De plus, par l'inexistence des syndicats due à des années de répression en Europe, le parti devra combattre la Manoeuvre démagogique tendant à museler la conscience révolutionnaire en le faisant réintégrer dans les syndicats, organismes réfléchissant un contenu de rapports économiques capitalistes.
Le mot-d'ordre central sera les "soviets" sur la base des conseils d'usines, des conseils de soldats, des conseils de chômeurs et des conseils d'ouvriers agricoles.
Les comités de chômeurs lutteront pour la réouverture des usines fermées.
Le prolétariat industriel luttera seul dans son secteur, sans collaborer avec le restant des classes moyennes déchues et qui conservent leur idéologie.
Le prolétariat agricole devra s'assurer la neutralité bienveillante de la petite paysannerie à production familiale et luttera contre la grosse masse de la moyenne et grosse paysannerie (fermage et métayage).
Revendications actives du pouvoir à la classe ouvrière par l'intermédiaire du parti révolutionnaire pour ce qui est de la direction (politique, sociale, économique) et des soviets pour ce qui est de l'organisation et du contrôle.
Accaparement immédiat, par l'intermédiaire du Soviet, de tout stock et réserve d'intérêt vital.
Armement général du prolétariat.
Désarmement total de la bourgeoisie.
Formation de milices de choc ouvrières et encadrement de tout le prolétariat en milices.
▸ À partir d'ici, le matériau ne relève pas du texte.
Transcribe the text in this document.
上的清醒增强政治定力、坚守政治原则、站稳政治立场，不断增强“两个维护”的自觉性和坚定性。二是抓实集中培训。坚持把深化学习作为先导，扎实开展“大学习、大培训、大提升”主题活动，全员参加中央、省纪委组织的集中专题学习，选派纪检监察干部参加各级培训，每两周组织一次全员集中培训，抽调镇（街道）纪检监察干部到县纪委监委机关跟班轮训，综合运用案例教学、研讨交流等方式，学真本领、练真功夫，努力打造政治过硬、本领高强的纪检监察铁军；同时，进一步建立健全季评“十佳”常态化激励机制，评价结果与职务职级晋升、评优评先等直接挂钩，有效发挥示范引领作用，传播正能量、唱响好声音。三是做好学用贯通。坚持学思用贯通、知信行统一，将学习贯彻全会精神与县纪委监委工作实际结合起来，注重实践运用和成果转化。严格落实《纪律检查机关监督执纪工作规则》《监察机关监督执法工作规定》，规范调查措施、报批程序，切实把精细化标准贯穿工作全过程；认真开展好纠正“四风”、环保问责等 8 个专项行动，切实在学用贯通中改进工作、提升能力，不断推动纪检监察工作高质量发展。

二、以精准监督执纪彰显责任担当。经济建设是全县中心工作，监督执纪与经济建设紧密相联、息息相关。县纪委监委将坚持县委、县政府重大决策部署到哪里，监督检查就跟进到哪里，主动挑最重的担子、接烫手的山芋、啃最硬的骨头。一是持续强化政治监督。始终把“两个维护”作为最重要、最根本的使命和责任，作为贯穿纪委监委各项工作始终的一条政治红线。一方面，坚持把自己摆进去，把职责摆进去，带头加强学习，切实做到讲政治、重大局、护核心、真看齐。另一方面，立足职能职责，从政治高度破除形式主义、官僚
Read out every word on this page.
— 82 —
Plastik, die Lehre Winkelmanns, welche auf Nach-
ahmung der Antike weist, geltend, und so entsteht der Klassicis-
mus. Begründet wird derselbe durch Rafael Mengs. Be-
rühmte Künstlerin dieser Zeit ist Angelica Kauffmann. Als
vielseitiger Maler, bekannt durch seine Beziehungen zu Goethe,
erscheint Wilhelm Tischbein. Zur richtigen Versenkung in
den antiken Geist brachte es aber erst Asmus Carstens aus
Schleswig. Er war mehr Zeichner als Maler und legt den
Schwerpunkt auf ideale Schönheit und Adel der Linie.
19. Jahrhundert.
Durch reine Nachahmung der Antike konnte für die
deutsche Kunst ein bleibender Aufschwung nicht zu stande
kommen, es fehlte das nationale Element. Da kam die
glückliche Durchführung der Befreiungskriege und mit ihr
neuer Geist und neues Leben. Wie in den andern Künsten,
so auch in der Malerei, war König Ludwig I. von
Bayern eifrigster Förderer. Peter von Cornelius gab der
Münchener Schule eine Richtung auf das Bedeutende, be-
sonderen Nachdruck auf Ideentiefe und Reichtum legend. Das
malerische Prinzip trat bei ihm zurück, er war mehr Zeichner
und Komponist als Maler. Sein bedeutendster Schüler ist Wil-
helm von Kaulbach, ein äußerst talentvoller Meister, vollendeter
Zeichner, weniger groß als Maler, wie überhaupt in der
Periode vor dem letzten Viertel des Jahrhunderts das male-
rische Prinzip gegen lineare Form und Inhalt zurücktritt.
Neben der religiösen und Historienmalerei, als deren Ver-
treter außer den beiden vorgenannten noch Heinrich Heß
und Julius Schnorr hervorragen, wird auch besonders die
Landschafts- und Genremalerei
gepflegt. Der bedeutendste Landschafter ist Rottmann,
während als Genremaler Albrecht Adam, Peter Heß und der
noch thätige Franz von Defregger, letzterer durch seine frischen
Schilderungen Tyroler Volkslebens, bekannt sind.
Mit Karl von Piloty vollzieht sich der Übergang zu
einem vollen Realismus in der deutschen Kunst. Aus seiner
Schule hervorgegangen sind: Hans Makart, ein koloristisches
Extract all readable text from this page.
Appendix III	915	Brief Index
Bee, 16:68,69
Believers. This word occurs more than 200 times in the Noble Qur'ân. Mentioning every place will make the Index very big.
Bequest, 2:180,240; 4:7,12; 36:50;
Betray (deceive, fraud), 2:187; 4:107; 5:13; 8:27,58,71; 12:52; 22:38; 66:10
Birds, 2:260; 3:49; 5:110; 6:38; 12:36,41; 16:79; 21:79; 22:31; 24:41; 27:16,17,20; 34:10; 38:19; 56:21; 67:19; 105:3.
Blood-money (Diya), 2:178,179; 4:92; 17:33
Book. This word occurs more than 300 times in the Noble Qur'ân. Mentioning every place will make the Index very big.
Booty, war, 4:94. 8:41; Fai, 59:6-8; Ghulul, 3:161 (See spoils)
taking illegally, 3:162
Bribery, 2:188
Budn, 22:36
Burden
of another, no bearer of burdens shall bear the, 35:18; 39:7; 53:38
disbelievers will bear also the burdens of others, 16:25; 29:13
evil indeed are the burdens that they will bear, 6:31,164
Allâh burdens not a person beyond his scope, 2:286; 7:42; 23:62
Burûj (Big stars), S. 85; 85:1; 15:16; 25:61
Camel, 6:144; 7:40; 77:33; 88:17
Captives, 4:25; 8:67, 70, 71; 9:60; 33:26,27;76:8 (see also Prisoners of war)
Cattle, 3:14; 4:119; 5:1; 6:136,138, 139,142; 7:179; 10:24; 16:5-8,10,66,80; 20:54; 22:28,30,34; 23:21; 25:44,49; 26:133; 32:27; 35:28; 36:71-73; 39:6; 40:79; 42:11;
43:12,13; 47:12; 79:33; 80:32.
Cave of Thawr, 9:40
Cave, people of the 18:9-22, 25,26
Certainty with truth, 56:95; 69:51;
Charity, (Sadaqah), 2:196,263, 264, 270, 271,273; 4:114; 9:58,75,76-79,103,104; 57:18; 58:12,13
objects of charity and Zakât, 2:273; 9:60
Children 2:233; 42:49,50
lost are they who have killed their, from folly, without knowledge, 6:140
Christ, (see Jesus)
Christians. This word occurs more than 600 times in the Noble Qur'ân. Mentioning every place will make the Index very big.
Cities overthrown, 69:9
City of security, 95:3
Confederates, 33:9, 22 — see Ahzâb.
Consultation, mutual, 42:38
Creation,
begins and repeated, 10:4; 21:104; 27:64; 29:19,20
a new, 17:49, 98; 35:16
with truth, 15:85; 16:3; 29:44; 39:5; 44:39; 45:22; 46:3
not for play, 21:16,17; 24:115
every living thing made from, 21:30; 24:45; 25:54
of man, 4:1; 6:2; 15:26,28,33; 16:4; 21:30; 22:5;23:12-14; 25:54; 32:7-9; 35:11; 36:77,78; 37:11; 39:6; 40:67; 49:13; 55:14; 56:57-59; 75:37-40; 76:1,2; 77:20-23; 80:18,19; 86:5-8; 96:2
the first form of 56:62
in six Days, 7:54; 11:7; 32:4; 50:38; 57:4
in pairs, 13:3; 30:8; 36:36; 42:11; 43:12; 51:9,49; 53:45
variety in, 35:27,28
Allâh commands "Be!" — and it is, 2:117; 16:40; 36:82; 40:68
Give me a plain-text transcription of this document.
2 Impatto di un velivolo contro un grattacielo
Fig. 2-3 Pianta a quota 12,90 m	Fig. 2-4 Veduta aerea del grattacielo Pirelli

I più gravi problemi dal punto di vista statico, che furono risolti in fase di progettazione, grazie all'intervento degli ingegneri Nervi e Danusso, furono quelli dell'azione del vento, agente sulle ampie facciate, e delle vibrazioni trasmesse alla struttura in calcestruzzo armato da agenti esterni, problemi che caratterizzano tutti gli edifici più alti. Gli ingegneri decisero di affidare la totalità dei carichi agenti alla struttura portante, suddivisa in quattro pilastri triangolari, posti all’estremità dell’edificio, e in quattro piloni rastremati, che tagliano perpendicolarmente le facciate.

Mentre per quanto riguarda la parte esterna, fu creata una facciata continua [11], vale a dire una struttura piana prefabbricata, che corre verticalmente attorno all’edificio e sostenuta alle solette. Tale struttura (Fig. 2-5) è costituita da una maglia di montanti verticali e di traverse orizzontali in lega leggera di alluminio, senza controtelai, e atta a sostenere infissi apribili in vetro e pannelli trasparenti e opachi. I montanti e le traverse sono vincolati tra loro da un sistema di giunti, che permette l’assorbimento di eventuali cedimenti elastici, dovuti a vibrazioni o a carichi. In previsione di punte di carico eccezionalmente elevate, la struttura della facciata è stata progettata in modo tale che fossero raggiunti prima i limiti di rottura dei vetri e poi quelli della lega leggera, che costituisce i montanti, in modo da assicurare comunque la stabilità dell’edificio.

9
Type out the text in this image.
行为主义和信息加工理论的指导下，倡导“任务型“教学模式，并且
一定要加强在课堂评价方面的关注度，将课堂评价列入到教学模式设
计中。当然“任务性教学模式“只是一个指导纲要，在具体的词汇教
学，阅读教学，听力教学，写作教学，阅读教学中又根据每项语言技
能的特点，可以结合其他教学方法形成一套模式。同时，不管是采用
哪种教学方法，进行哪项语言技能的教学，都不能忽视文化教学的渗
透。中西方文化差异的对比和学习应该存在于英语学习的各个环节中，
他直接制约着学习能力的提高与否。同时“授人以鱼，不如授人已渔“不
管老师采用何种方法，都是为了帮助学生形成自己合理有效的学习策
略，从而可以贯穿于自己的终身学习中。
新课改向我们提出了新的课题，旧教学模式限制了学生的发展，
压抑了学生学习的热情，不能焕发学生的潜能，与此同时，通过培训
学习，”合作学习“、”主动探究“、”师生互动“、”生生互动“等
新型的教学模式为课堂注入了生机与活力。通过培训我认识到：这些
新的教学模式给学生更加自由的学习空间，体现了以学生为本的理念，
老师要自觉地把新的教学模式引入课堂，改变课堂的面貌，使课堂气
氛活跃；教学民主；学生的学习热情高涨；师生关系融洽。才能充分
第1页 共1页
De par la guerre civile européenne, la lutte du prolétariat doit rejeter la notion de frontières nationales européennes. La victoire du prolétariat ne sera pas le résultat d'un rapport de force militaire mais le développement généralisé de la conscience révolutionnaire sous la direction du parti.
Seule cette conscience révolutionnaire généralisée dans le prolétariat pourra créer la technique capable d'assurer militairement la victoire.
L'armement technique du prolétariat ne peut résulter qu'après la brisure d'avec tous les éléments bourgeois et idéologiquement non-révolutionnaires.
Détruire et rejeter toute armée permanente ne pouvant exprimer qu'un mode de répression capitaliste.
Pousser à fond la solidarité politique, économique et militaire entre tous les secteurs révolutionnaires.
Dès la prise du pouvoir, interdire les manifestations et le fonctionnement de tous les partis traîtres à la classe ouvrière.
Les partis - qui, de nos jours, représentent une arme démagogique du capitalisme - continueront demain leur besogne de laquais de la bourgeoisie.
Oeuvrer pour la libre expression, au sein des soviets, des syndicats et des courants ayant lutté pour la révolution.
Liberté fractionnelle permettant au parti, par le jeu des discussions, de relever la conscience des secteurs prolétariens retardataires.
Condamnation de toute violence contre le prolétariat par l'Etat ouvrier.
Terreur ouvrière contre l'ennemi de classe avec le maximum de rigueur.
M.
La fraction italienne vient de faire paraître (15 juin) son bulletin international de discussion n° 8. Ce bulletin, presqu'entièrement consacré aux divergences avec notre fraction, nécessitera des réponses plus détaillées que nous comptons faire dans nos prochains Internationalisme.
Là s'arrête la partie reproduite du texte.